Yehimi Cambrón Álvarez is an interdisciplinary Artist, Activist, and Public Speaker born in Michoacán, Mexico. She immigrated to Georgia at seven, grew up undocumented in Atlanta, and has been a DACA recipient since 2013.

 Cambrón’s work explores the nuances of undocumentedness and its thread in the movement toward collective liberation. Through public art, she has served as a monument-maker asserting the humanity of immigrants in Atlanta, claiming barren walls to paint landmarks that belong to undocumented people. Her work institutes a space for immigrants within the South's dominant racial binary.
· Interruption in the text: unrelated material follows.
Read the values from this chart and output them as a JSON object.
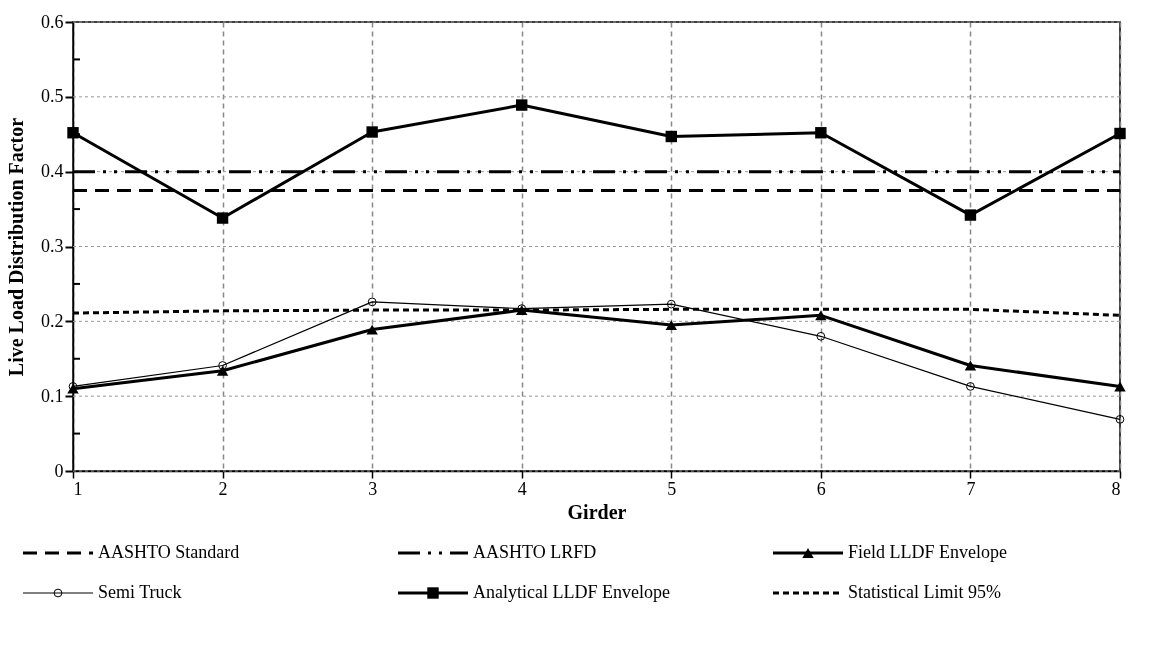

From her first mural on Buford Hwy to her mural at the Mercedes-Benz Stadium, she confronts the idea of who is worthy of public celebration in the home of the largest Confederate monument in the nation. She has worked to complicate the immigrant narrative beyond murals through portraits and site-specific installations. Cambrón has had solo exhibitions at the University of South Carolina’s Upstate Art Gallery (2022) and Oglethorpe University Museum of Art (2023), and has exhibited at Agnes Scott College's Dalton Gallery, Atlanta Contemporary Art Center, Museum of Contemporary Art of Georgia, and the High Museum of Art.

Cambrón received a B.A. in Studio Art from Agnes Scott College (2014) fully funded by the Goizueta Foundation. In 2015, she became an educator and one of the first Teach for America DACAmented Corps Members placed in Georgia. Two years later, she returned to Cross Keys High School, her alma mater, to teach art. In 2019, Cambrón left the classroom to pursue art full-time. She is completing an MFA at the School of the Art Institute of Chicago as a recipient of the 2023 Paul & Daisy Soros Fellowship for New Americans and is expanding her practice into fibers, sculpture, and discarded materials from her family's commercial furniture-making practice in Atlanta.